We are now living in the age where water’s symbolism is becoming literal geopolitics. Freshwater scarcity (made scarcer by AI data center demands), aquifer depletion (over-taxing the soil for agribusiness and golf courses), glacial retreat (dare I say it…Global Climate Change), are all upon us. The ancient metaphor is materializing as strategic reality. Nations will fight over water in the 21st century the way they fought over oil in the 20th. How ironic that we are at that transition when we are fighting over the flow of oil through a strategic stretch of water at this very moment. Water is everywhere and increasingly unavailable. The Coleridge poem has become prophecy.

And I cannot escape it even if I stop watching MS NOW. It surrounds me on my hilltop. My neighbor Melisa says that its dry in the desert, but it always rains on my little hilltop in the desert. That’s what 25 zones of irrigation and a predilection for the verdant will get you. Mike & Melisa take pride in being spare with water, I worry about overwatering.
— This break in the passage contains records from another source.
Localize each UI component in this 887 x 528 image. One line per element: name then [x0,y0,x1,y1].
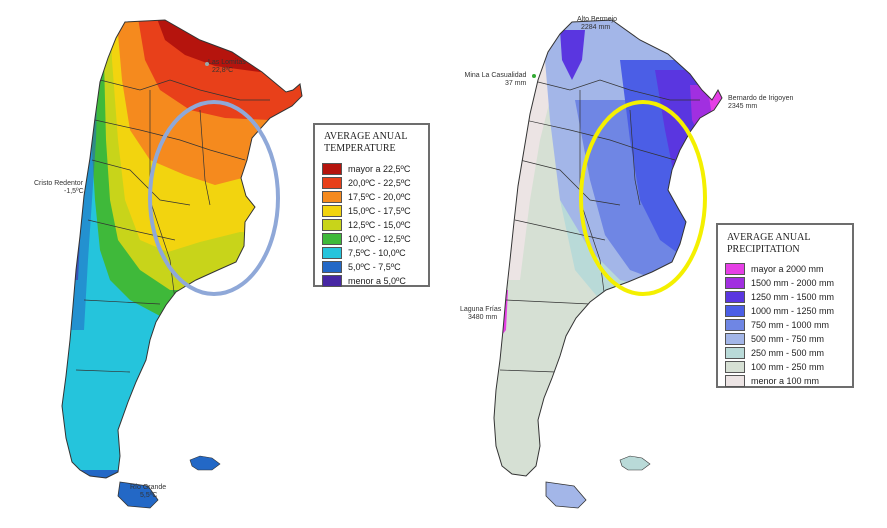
province-borders [75,79,270,373]
legend-label: 7,5ºC - 10,0ºC [348,247,406,258]
place-name: Cristo Redentor [34,180,84,187]
legend-swatch [322,274,342,287]
legend-label: mayor a 22,5ºC [348,163,411,174]
legend-item: 1250 mm - 1500 mm [725,290,834,303]
legend-swatch [322,176,342,189]
legend-item: 10,0ºC - 12,5ºC [322,232,411,245]
prec-band-yungas [560,30,585,80]
legend-label: 15,0ºC - 17,5ºC [348,205,411,216]
las-lomitas-marker [205,62,209,66]
place-value: 22,8ºC [212,67,234,74]
place-name: Laguna Frías [460,306,502,313]
legend-label: 20,0ºC - 22,5ºC [348,177,411,188]
place-name: Mina La Casualidad [464,72,527,79]
legend-swatch [322,190,342,203]
legend-item: menor a 5,0ºC [322,274,406,287]
legend-swatch [725,276,745,289]
temp-highlight-ellipse [148,100,280,296]
precipitation-legend: AVERAGE ANUAL PRECIPITATION mayor a 2000… [716,223,854,388]
legend-item: 12,5ºC - 15,0ºC [322,218,411,231]
legend-label: menor a 5,0ºC [348,275,406,286]
legend-item: 100 mm - 250 mm [725,360,824,373]
place-label-rio-grande: Río Grande 5,5ºC [130,484,166,500]
legend-title-line1: AVERAGE ANUAL [727,232,811,243]
legend-label: 250 mm - 500 mm [751,347,825,358]
legend-label: 100 mm - 250 mm [751,361,825,372]
legend-label: 5,0ºC - 7,5ºC [348,261,401,272]
place-value: 37 mm [505,80,527,87]
temp-malvinas [189,455,221,471]
place-value: 3480 mm [468,314,498,321]
legend-swatch [322,232,342,245]
legend-item: 1500 mm - 2000 mm [725,276,834,289]
legend-item: 750 mm - 1000 mm [725,318,829,331]
place-label-mina-la-casualidad: Mina La Casualidad 37 mm [463,72,527,88]
prec-malvinas [619,455,651,471]
legend-label: menor a 100 mm [751,375,820,386]
legend-item: 20,0ºC - 22,5ºC [322,176,411,189]
temp-country-outline [61,19,303,479]
legend-label: 1250 mm - 1500 mm [751,291,835,302]
legend-label: 500 mm - 750 mm [751,333,825,344]
legend-item: 1000 mm - 1250 mm [725,304,834,317]
legend-item: mayor a 2000 mm [725,262,824,275]
legend-swatch [322,260,342,273]
legend-swatch [725,290,745,303]
legend-item: 15,0ºC - 17,5ºC [322,204,411,217]
legend-title: AVERAGE ANUAL PRECIPITATION [727,232,810,256]
legend-swatch [725,262,745,275]
legend-item: 7,5ºC - 10,0ºC [322,246,406,259]
place-name: Las Lomitas [208,59,246,66]
place-label-alto-bermejo: Alto Bermejo 2284 mm [577,16,617,32]
legend-title-line2: TEMPERATURE [324,143,396,154]
legend-swatch [725,318,745,331]
prec-province-borders [499,79,700,373]
mina-la-casualidad-marker [532,74,536,78]
prec-country-outline [493,19,723,477]
legend-swatch [322,246,342,259]
legend-item: 250 mm - 500 mm [725,346,824,359]
legend-swatch [725,304,745,317]
legend-label: 1000 mm - 1250 mm [751,305,835,316]
place-label-bernardo-de-irigoyen: Bernardo de Irigoyen 2345 mm [728,95,793,111]
legend-item: 5,0ºC - 7,5ºC [322,260,401,273]
place-label-cristo-redentor: Cristo Redentor -1,5ºC [34,180,84,196]
legend-item: 500 mm - 750 mm [725,332,824,345]
temp-tierra-del-fuego [117,481,159,509]
legend-label: 12,5ºC - 15,0ºC [348,219,411,230]
place-label-laguna-frias: Laguna Frías 3480 mm [460,306,501,322]
legend-swatch [725,360,745,373]
legend-swatch [322,218,342,231]
legend-swatch [725,374,745,387]
legend-label: 17,5ºC - 20,0ºC [348,191,411,202]
legend-title-line2: PRECIPITATION [727,244,800,255]
temperature-legend: AVERAGE ANUAL TEMPERATURE mayor a 22,5ºC… [313,123,430,287]
legend-swatch [725,346,745,359]
legend-label: 10,0ºC - 12,5ºC [348,233,411,244]
legend-item: menor a 100 mm [725,374,819,387]
place-name: Río Grande [130,484,167,491]
legend-item: 17,5ºC - 20,0ºC [322,190,411,203]
legend-swatch [322,204,342,217]
place-value: -1,5ºC [64,188,84,195]
legend-label: 750 mm - 1000 mm [751,319,830,330]
legend-label: 1500 mm - 2000 mm [751,277,835,288]
legend-title-line1: AVERAGE ANUAL [324,131,408,142]
legend-title: AVERAGE ANUAL TEMPERATURE [324,131,407,155]
place-value: 5,5ºC [140,492,158,499]
place-name: Bernardo de Irigoyen [728,95,794,102]
temperature-map [61,19,303,509]
place-value: 2284 mm [581,24,611,31]
place-name: Alto Bermejo [577,16,618,23]
legend-swatch [725,332,745,345]
legend-item: mayor a 22,5ºC [322,162,410,175]
prec-highlight-ellipse [579,100,707,296]
legend-swatch [322,162,342,175]
place-label-las-lomitas: Las Lomitas 22,8ºC [208,59,246,75]
legend-label: mayor a 2000 mm [751,263,824,274]
place-value: 2345 mm [728,103,758,110]
prec-tierra-del-fuego [545,481,587,509]
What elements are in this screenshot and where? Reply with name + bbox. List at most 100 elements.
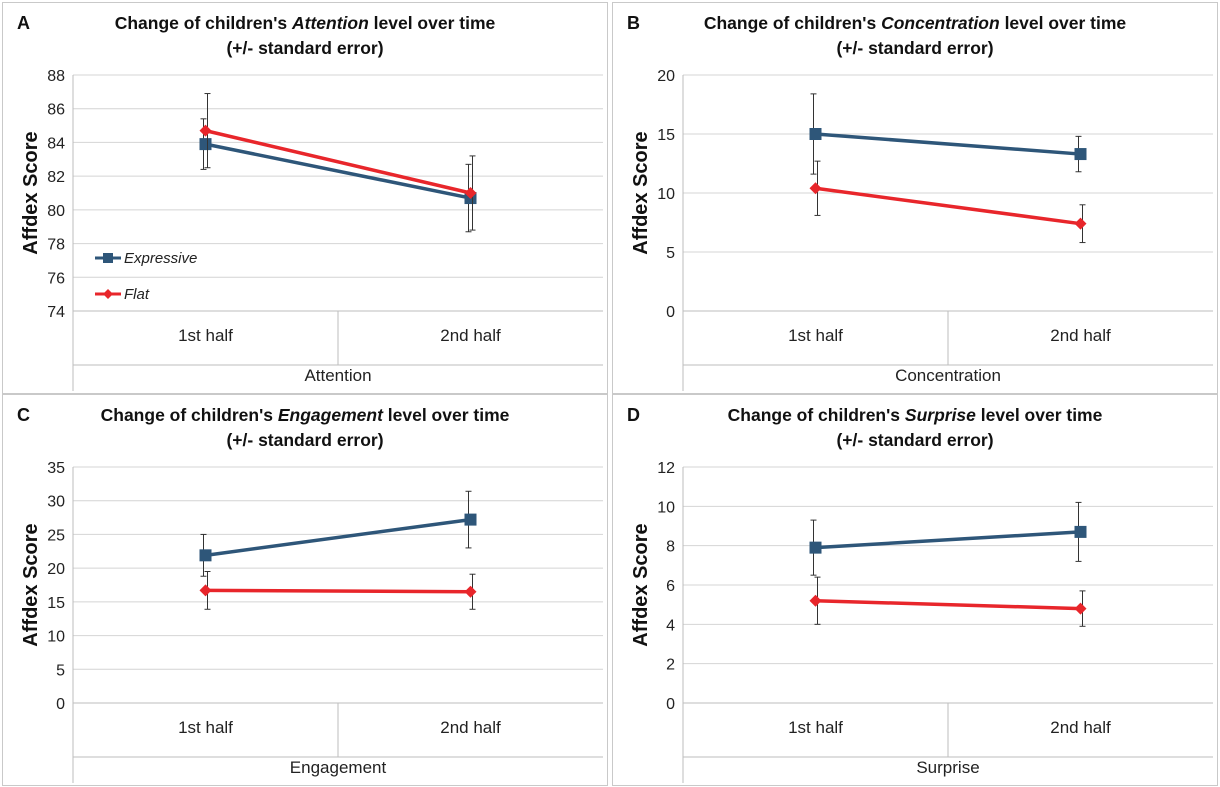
data-point-expressive [1074, 148, 1087, 161]
y-tick-label: 74 [47, 304, 65, 321]
x-category-label: 1st half [178, 718, 233, 737]
y-tick-label: 5 [666, 245, 675, 262]
y-tick-label: 10 [657, 186, 675, 203]
chart-title: Change of children's Attention level ove… [3, 13, 607, 34]
chart-subtitle: (+/- standard error) [226, 38, 384, 58]
series-line-flat [815, 186, 1081, 226]
series-line-expressive [815, 530, 1081, 550]
y-tick-label: 10 [47, 629, 65, 646]
series-line-expressive [205, 517, 471, 558]
data-point-expressive [199, 549, 212, 562]
series-line-expressive [815, 132, 1081, 156]
x-category-label: 2nd half [1050, 718, 1111, 737]
chart-title-em: Concentration [881, 13, 1000, 33]
chart-title-post: level over time [382, 405, 510, 425]
data-point-flat [809, 182, 822, 195]
legend-label: Expressive [124, 250, 197, 267]
x-axis-title: Concentration [895, 366, 1001, 385]
chart-panel-engagement: C Change of children's Engagement level … [2, 394, 608, 786]
y-tick-label: 0 [666, 696, 675, 713]
chart-title: Change of children's Engagement level ov… [3, 405, 607, 426]
panel-letter: B [627, 13, 640, 33]
x-category-label: 1st half [178, 326, 233, 345]
series-line-flat [205, 128, 471, 195]
y-tick-label: 78 [47, 237, 65, 254]
data-point-flat [1074, 602, 1087, 615]
y-axis-title: Affdex Score [20, 131, 42, 254]
chart-panel-concentration: B Change of children's Concentration lev… [612, 2, 1218, 394]
x-category-label: 2nd half [440, 718, 501, 737]
chart-subtitle: (+/- standard error) [836, 430, 994, 450]
y-tick-label: 35 [47, 460, 65, 477]
y-axis-title: Affdex Score [630, 131, 652, 254]
panel-letter: D [627, 405, 640, 425]
y-tick-label: 0 [56, 696, 65, 713]
chart-subtitle: (+/- standard error) [226, 430, 384, 450]
panel-letter: C [17, 405, 30, 425]
x-category-label: 1st half [788, 718, 843, 737]
y-tick-label: 2 [666, 657, 675, 674]
chart-title-em: Engagement [277, 405, 383, 425]
y-tick-label: 0 [666, 304, 675, 321]
data-point-flat [809, 594, 822, 607]
data-point-expressive [809, 541, 822, 554]
chart-title-pre: Change of children's [727, 405, 905, 425]
y-tick-label: 86 [47, 102, 65, 119]
chart-svg: 74 76 78 80 82 84 86 88 1st half 2nd half Attentio… [20, 68, 603, 391]
series-line-expressive [205, 142, 471, 200]
data-point-expressive [1074, 525, 1087, 538]
y-tick-label: 5 [56, 662, 65, 679]
chart-title-post: level over time [999, 13, 1127, 33]
chart-title: Change of children's Concentration level… [613, 13, 1217, 34]
y-tick-label: 80 [47, 203, 65, 220]
y-tick-label: 88 [47, 68, 65, 85]
chart-title-pre: Change of children's [100, 405, 278, 425]
data-point-flat [199, 584, 212, 597]
y-tick-label: 10 [657, 499, 675, 516]
chart-title-post: level over time [368, 13, 496, 33]
x-axis-title: Engagement [290, 758, 387, 777]
series-line-flat [205, 588, 471, 594]
chart-panel-attention: A Change of children's Attention level o… [2, 2, 608, 394]
legend-marker [103, 253, 113, 263]
data-point-expressive [809, 128, 822, 140]
y-tick-label: 4 [666, 617, 675, 634]
y-tick-label: 25 [47, 527, 65, 544]
data-point-flat [1074, 217, 1087, 230]
panel-letter: A [17, 13, 30, 33]
y-tick-label: 12 [657, 460, 675, 477]
chart-subtitle: (+/- standard error) [836, 38, 994, 58]
data-point-flat [464, 585, 477, 598]
y-tick-label: 15 [657, 127, 675, 144]
x-category-label: 2nd half [1050, 326, 1111, 345]
y-tick-label: 76 [47, 270, 65, 287]
y-tick-label: 20 [47, 561, 65, 578]
data-point-expressive [199, 138, 212, 151]
chart-title-pre: Change of children's [703, 13, 882, 33]
x-axis-title: Surprise [916, 758, 979, 777]
chart-svg: 0 5 10 15 20 1st half 2nd half Concentration Aff… [630, 68, 1213, 391]
chart-title-pre: Change of children's [114, 13, 292, 33]
y-tick-label: 15 [47, 595, 65, 612]
chart-title-em: Attention [291, 13, 369, 33]
y-tick-label: 84 [47, 135, 65, 152]
chart-title-em: Surprise [904, 405, 976, 425]
y-tick-label: 20 [657, 68, 675, 85]
x-axis-title: Attention [304, 366, 371, 385]
chart-title-post: level over time [975, 405, 1103, 425]
chart-svg: 0 5 10 15 20 25 30 35 1st half 2nd half Engagement… [20, 460, 603, 783]
data-point-flat [199, 124, 212, 137]
chart-panel-surprise: D Change of children's Surprise level ov… [612, 394, 1218, 786]
chart-title: Change of children's Surprise level over… [613, 405, 1217, 426]
chart-svg: 0 2 4 6 8 10 12 1st half 2nd half Surprise Affdex … [630, 460, 1213, 783]
x-category-label: 2nd half [440, 326, 501, 345]
y-tick-label: 6 [666, 578, 675, 595]
legend-label: Flat [124, 286, 150, 303]
y-tick-label: 30 [47, 494, 65, 511]
series-line-flat [815, 598, 1081, 611]
data-point-flat [464, 187, 477, 199]
y-axis-title: Affdex Score [630, 523, 652, 646]
y-axis-title: Affdex Score [20, 523, 42, 646]
legend-marker [103, 289, 113, 299]
y-tick-label: 82 [47, 169, 65, 186]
I am constantly tweaking my watering times and cycles, especially as I add pots with colorful plants that are less indigenous, but prosper in this climate anyway…with adequate water. I am not a green lawn guy and find that absurd in this environment, but I inherited a verdant set of gardens and I want to both keep and enhance them. My monthly water bill is only somewhat higher than others in the hood and they are good about informing me of possible leaks based on high usage. Once again, I just got such a notice and once again I called for an hourly usage report, which they always dutifully send me on request. The leak culprit does not seem to be irrigation, but suspiciously in synch with the timing of my spa filter pump circulation schedule. My spa maintenance guy continues to be a nice old guy who’s wife keeps him in harness to keep the household income flowing…but what he doesn’t know about system leaks could fill a very large cistern. So I call in the pro from Valley Center who comes over and plays with the system while he and I intellectualize about the fluid dynamics of it all. Bingo! Leak arrested (its always the overflow valve). Good to solve that before the hot weather. It should be good for another two years when the mystery will begin all over again.

San Diego’s water story is actually fascinating, and carries its own echoes of the paradox we’ve been discussing. The core irony is that San Diego sits on the Pacific Ocean and receives about 10 inches of rain per year and yet it is one of the most water-stressed major cities in America. As a heavily populated region with high freshwater demands and limited local supply, San Diego imports roughly 80% of its freshwater from other regions, primarily the Colorado River and the Sierra Nevada via Northern California. The ocean is everywhere. Usable water is scarce. But the county has done a great job of getting out ahead of the issue. Over the last three decades the Water Authority invested roughly $3 billion in regional water reliability projects. Those investments include the nation’s largest seawater desalination plant in Carlsbad, which provides a drought-proof source of water. The Pure Water San Diego program, the biggest infrastructure project in the City’s history, which will provide nearly half of San Diego’s water supply locally by the end of 2035 — purifying wastewater back to drinking water standard. Pure Water San Diego is essentially stripping the water of its past identity through advanced purification, and reintroducing it as clean drinking water. The water forgets what it was. It is reborn. And the Carlsbad desalination plant is the literal answer to Coleridge, taking the undrinkable ocean and making it potable. The Ancient Mariner’s curse, solved by reverse osmosis. And then there’s me, standing there with hose in hand on my hilltop…overwatering everything in sight while my spa (my personal albitross) does its worst.